The lifetimes of batteries are independent exponential random variables, each having parameter λ. A flashlight needs 4 batteries to work. If one has a flashlight and a stockpile of n batteries, what is the expected time that the flashlight can operate?
To find the expected time that the flashlight can operate, we need to calculate the expected value of the minimum lifetime among the four batteries.
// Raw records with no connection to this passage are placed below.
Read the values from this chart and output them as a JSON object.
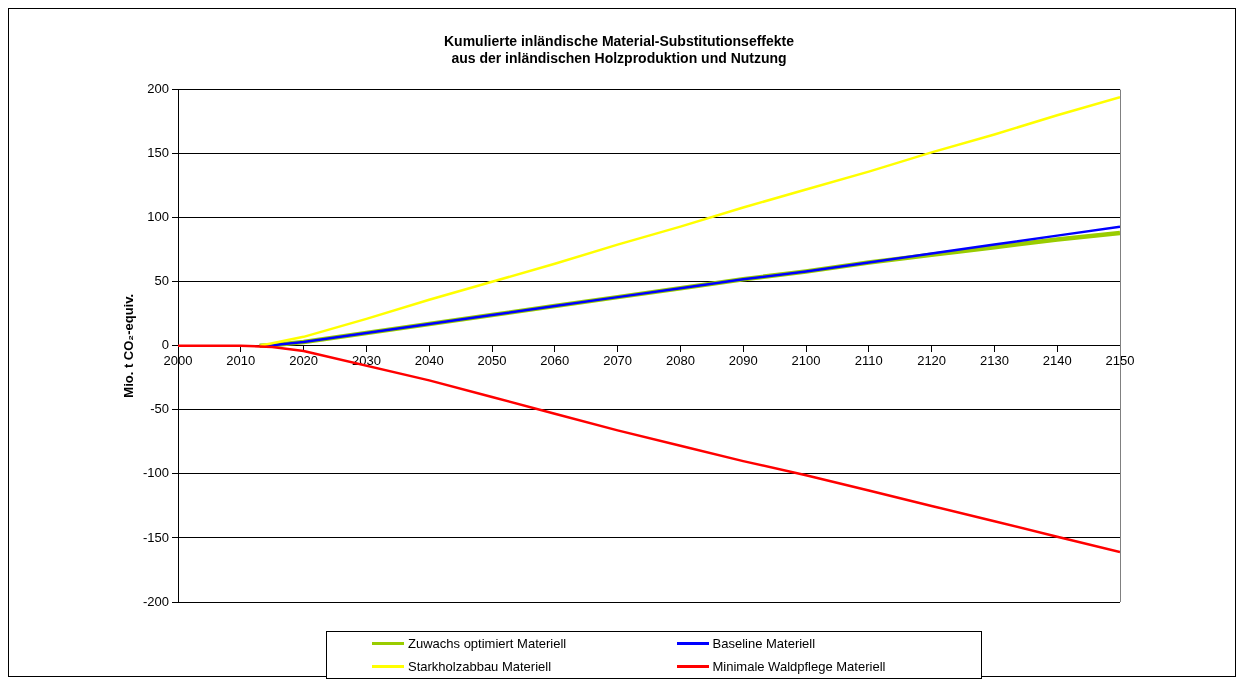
{
  "chart_data": {
    "type": "line",
    "title": "Kumulierte inländische Material-Substitutionseffekte\naus der inländischen Holzproduktion und Nutzung",
    "ylabel": "Mio. t CO₂-equiv.",
    "x": [
      2013,
      2015,
      2020,
      2030,
      2040,
      2050,
      2060,
      2070,
      2080,
      2090,
      2100,
      2110,
      2120,
      2130,
      2140,
      2150
    ],
    "series": [
      {
        "name": "Zuwachs optimiert Materiell",
        "color": "#99cc00",
        "values": [
          0,
          0.5,
          3,
          10,
          17,
          24,
          31,
          38,
          45,
          52,
          58,
          65,
          71,
          77,
          83,
          88
        ]
      },
      {
        "name": "Baseline Materiell",
        "color": "#0000ff",
        "values": [
          0,
          0.5,
          3,
          10,
          17,
          24,
          31,
          38,
          45,
          52,
          58,
          65,
          72,
          79,
          86,
          93
        ]
      },
      {
        "name": "Starkholzabbau Materiell",
        "color": "#ffff00",
        "values": [
          0,
          2,
          7,
          21,
          36,
          50,
          64,
          79,
          93,
          108,
          122,
          136,
          151,
          165,
          180,
          194
        ]
      },
      {
        "name": "Minimale Waldpflege Materiell",
        "color": "#ff0000",
        "x": [
          2000,
          2005,
          2010,
          2013,
          2015,
          2020,
          2040,
          2050,
          2060,
          2070,
          2080,
          2090,
          2100,
          2110,
          2120,
          2130,
          2140,
          2150
        ],
        "values": [
          0,
          0,
          0,
          -0.5,
          -1,
          -4,
          -27,
          -40,
          -53,
          -66,
          -78,
          -90,
          -101,
          -113,
          -125,
          -137,
          -149,
          -161
        ]
      }
    ],
    "xlim": [
      2000,
      2150
    ],
    "xticks": [
      2000,
      2010,
      2020,
      2030,
      2040,
      2050,
      2060,
      2070,
      2080,
      2090,
      2100,
      2110,
      2120,
      2130,
      2140,
      2150
    ],
    "ylim": [
      -200,
      200
    ],
    "yticks": [
      -200,
      -150,
      -100,
      -50,
      0,
      50,
      100,
      150,
      200
    ],
    "grid": "y",
    "legend": "bottom",
    "marker": "none",
    "line_style": "solid"
  }
}
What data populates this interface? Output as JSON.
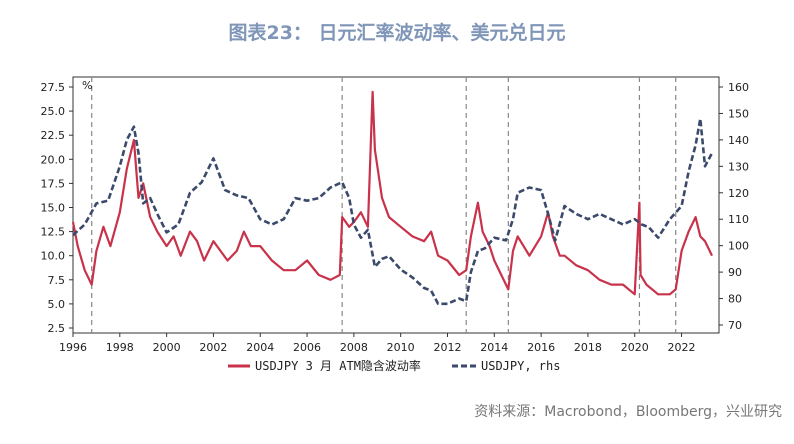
{
  "title": "图表23： 日元汇率波动率、美元兑日元",
  "source": "资料来源：Macrobond，Bloomberg，兴业研究",
  "chart_data": {
    "type": "line",
    "left_axis_unit": "%",
    "x_ticks": [
      "1996",
      "1998",
      "2000",
      "2002",
      "2004",
      "2006",
      "2008",
      "2010",
      "2012",
      "2014",
      "2016",
      "2018",
      "2020",
      "2022"
    ],
    "xlim": [
      1996,
      2023.6
    ],
    "y_left": {
      "ticks": [
        "2.5",
        "5.0",
        "7.5",
        "10.0",
        "12.5",
        "15.0",
        "17.5",
        "20.0",
        "22.5",
        "25.0",
        "27.5"
      ],
      "lim": [
        2.5,
        27.5
      ]
    },
    "y_right": {
      "ticks": [
        "70",
        "80",
        "90",
        "100",
        "110",
        "120",
        "130",
        "140",
        "150",
        "160"
      ],
      "lim": [
        67,
        162
      ],
      "label": "rhs"
    },
    "event_lines_x": [
      1996.8,
      2007.5,
      2012.8,
      2014.6,
      2020.2,
      2021.75
    ],
    "series": [
      {
        "name": "USDJPY 3 月 ATM隐含波动率",
        "axis": "left",
        "color": "#c8324a",
        "x": [
          1996.0,
          1996.2,
          1996.5,
          1996.8,
          1997.0,
          1997.3,
          1997.6,
          1998.0,
          1998.3,
          1998.6,
          1998.8,
          1999.0,
          1999.3,
          1999.6,
          2000.0,
          2000.3,
          2000.6,
          2001.0,
          2001.3,
          2001.6,
          2002.0,
          2002.3,
          2002.6,
          2003.0,
          2003.3,
          2003.6,
          2004.0,
          2004.5,
          2005.0,
          2005.5,
          2006.0,
          2006.5,
          2007.0,
          2007.4,
          2007.5,
          2007.8,
          2008.0,
          2008.3,
          2008.6,
          2008.8,
          2008.9,
          2009.2,
          2009.5,
          2010.0,
          2010.5,
          2011.0,
          2011.3,
          2011.6,
          2012.0,
          2012.5,
          2012.8,
          2013.0,
          2013.3,
          2013.5,
          2013.8,
          2014.0,
          2014.3,
          2014.6,
          2014.8,
          2015.0,
          2015.5,
          2016.0,
          2016.3,
          2016.5,
          2016.8,
          2017.0,
          2017.5,
          2018.0,
          2018.5,
          2019.0,
          2019.5,
          2020.0,
          2020.2,
          2020.25,
          2020.5,
          2021.0,
          2021.5,
          2021.75,
          2022.0,
          2022.3,
          2022.6,
          2022.8,
          2023.0,
          2023.3
        ],
        "y": [
          13.5,
          11.0,
          8.5,
          7.0,
          10.5,
          13.0,
          11.0,
          14.5,
          19.0,
          22.0,
          16.0,
          17.5,
          14.0,
          12.5,
          11.0,
          12.0,
          10.0,
          12.5,
          11.5,
          9.5,
          11.5,
          10.5,
          9.5,
          10.5,
          12.5,
          11.0,
          11.0,
          9.5,
          8.5,
          8.5,
          9.5,
          8.0,
          7.5,
          8.0,
          14.0,
          13.0,
          13.5,
          14.5,
          13.0,
          27.0,
          21.0,
          16.0,
          14.0,
          13.0,
          12.0,
          11.5,
          12.5,
          10.0,
          9.5,
          8.0,
          8.5,
          12.0,
          15.5,
          12.5,
          11.0,
          9.5,
          8.0,
          6.5,
          10.5,
          12.0,
          10.0,
          12.0,
          14.5,
          12.0,
          10.0,
          10.0,
          9.0,
          8.5,
          7.5,
          7.0,
          7.0,
          6.0,
          15.5,
          8.0,
          7.0,
          6.0,
          6.0,
          6.5,
          10.5,
          12.5,
          14.0,
          12.0,
          11.5,
          10.0
        ]
      },
      {
        "name": "USDJPY, rhs",
        "axis": "right",
        "color": "#3b4a6b",
        "x": [
          1996.0,
          1996.5,
          1997.0,
          1997.5,
          1998.0,
          1998.3,
          1998.6,
          1998.8,
          1999.0,
          1999.3,
          1999.6,
          2000.0,
          2000.5,
          2001.0,
          2001.5,
          2002.0,
          2002.5,
          2003.0,
          2003.5,
          2004.0,
          2004.5,
          2005.0,
          2005.5,
          2006.0,
          2006.5,
          2007.0,
          2007.5,
          2007.8,
          2008.0,
          2008.3,
          2008.6,
          2008.9,
          2009.2,
          2009.5,
          2010.0,
          2010.5,
          2011.0,
          2011.3,
          2011.6,
          2012.0,
          2012.5,
          2012.8,
          2013.0,
          2013.3,
          2013.6,
          2014.0,
          2014.5,
          2014.8,
          2015.0,
          2015.5,
          2016.0,
          2016.3,
          2016.6,
          2017.0,
          2017.5,
          2018.0,
          2018.5,
          2019.0,
          2019.5,
          2020.0,
          2020.3,
          2020.6,
          2021.0,
          2021.5,
          2022.0,
          2022.3,
          2022.6,
          2022.8,
          2023.0,
          2023.3
        ],
        "y": [
          104,
          108,
          116,
          117,
          130,
          140,
          145,
          135,
          116,
          118,
          112,
          105,
          108,
          120,
          124,
          133,
          121,
          119,
          118,
          110,
          108,
          110,
          118,
          117,
          118,
          122,
          124,
          118,
          108,
          103,
          106,
          92,
          95,
          96,
          91,
          88,
          84,
          83,
          78,
          78,
          80,
          79,
          90,
          98,
          99,
          103,
          102,
          110,
          120,
          122,
          121,
          112,
          102,
          115,
          112,
          110,
          112,
          110,
          108,
          110,
          108,
          107,
          103,
          110,
          115,
          128,
          138,
          148,
          130,
          135
        ]
      }
    ]
  }
}
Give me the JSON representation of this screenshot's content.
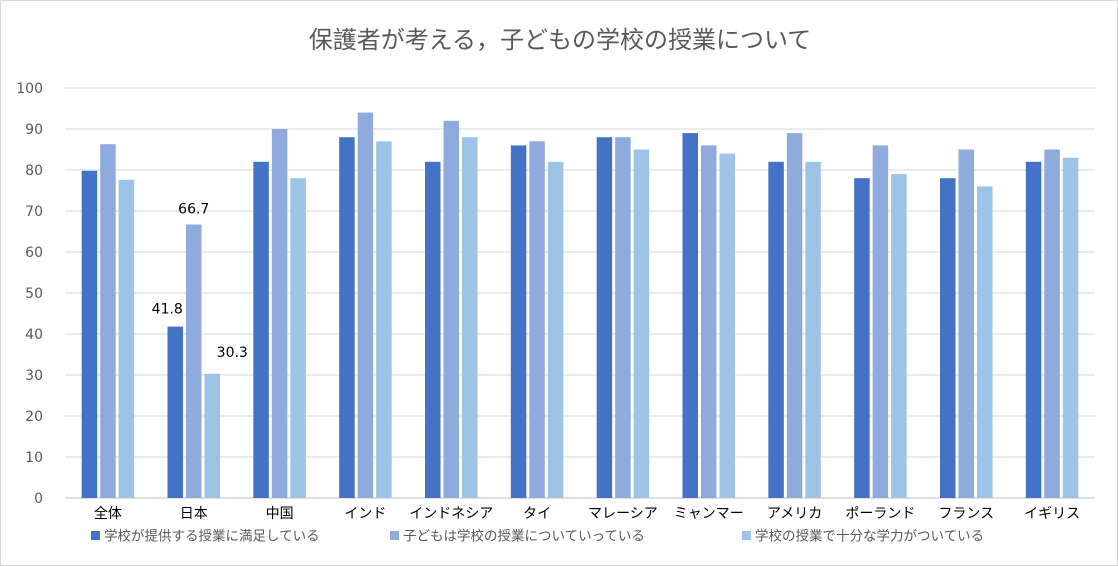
{
  "chart_data": {
    "type": "bar",
    "title": "保護者が考える，子どもの学校の授業について",
    "categories": [
      "全体",
      "日本",
      "中国",
      "インド",
      "インドネシア",
      "タイ",
      "マレーシア",
      "ミャンマー",
      "アメリカ",
      "ポーランド",
      "フランス",
      "イギリス"
    ],
    "series": [
      {
        "name": "学校が提供する授業に満足している",
        "color": "#4472c4",
        "values": [
          79.8,
          41.8,
          82,
          88,
          82,
          86,
          88,
          89,
          82,
          78,
          78,
          82
        ]
      },
      {
        "name": "子どもは学校の授業についていっている",
        "color": "#8faadc",
        "values": [
          86.3,
          66.7,
          90,
          94,
          92,
          87,
          88,
          86,
          89,
          86,
          85,
          85
        ]
      },
      {
        "name": "学校の授業で十分な学力がついている",
        "color": "#9dc3e6",
        "values": [
          77.6,
          30.3,
          78,
          87,
          88,
          82,
          85,
          84,
          82,
          79,
          76,
          83
        ]
      }
    ],
    "data_labels": [
      {
        "category": "日本",
        "series": 0,
        "text": "41.8"
      },
      {
        "category": "日本",
        "series": 1,
        "text": "66.7"
      },
      {
        "category": "日本",
        "series": 2,
        "text": "30.3"
      }
    ],
    "yticks": [
      "0",
      "10",
      "20",
      "30",
      "40",
      "50",
      "60",
      "70",
      "80",
      "90",
      "100"
    ],
    "ylim": [
      0,
      100
    ],
    "xlabel": "",
    "ylabel": "",
    "grid": true,
    "legend_position": "bottom-left"
  }
}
Let's denote the minimum lifetime among the four batteries as X. Since the lifetimes of batteries are independent exponential random variables with parameter λ, the probability density function (PDF) of each individual battery is given by:
f(x) = λ * e^(-λx) for x ≥ 0
The cumulative distribution function (CDF) of each individual battery is given by:
F(x) = 1 - e^(-λx) for x ≥ 0
Now, we know that the minimum lifetime among the four batteries (X) is given by:
X = min(B1, B2, B3, B4)
To find the distribution function of X, we can use the fact that the minimum of exponential random variables follows an exponential distribution with the sum of the parameters λ:
F_X(x) = P(X ≤ x) = 1 - P(X > x) = 1 - P(B1 > x, B2 > x, B3 > x, B4 > x)
Since the lifetimes of the batteries are independent, we can use the fact that the probability of the intersection of independent events is equal to the product of the individual probabilities:
F_X(x) = 1 - P(B1 > x) * P(B2 > x) * P(B3 > x) * P(B4 > x)
Using the cumulative distribution function for each battery:
F_X(x) = 1 - (1 - F(x))^4
Differentiating both sides of the equation with respect to x, we can find the probability density function of X:
f_X(x) = d/dx [F_X(x)] = 4 * (1 - F(x))^3 * f(x)
Since f_X(x) is the probability density function of the minimum lifetime, we can calculate the expected value (E[X]) as follows:
E[X] = ∫[0, ∞] x * f_X(x) dx
Substituting the expression for f_X(x) derived earlier:
E[X] = ∫[0, ∞] x * 4 * (1 - F(x))^3 * f(x) dx
Simplifying this integral will give us the expected time that the flashlight can operate. However, since this is a complex mathematical calculation, it may be easier to approximate the expected value using numerical methods or software.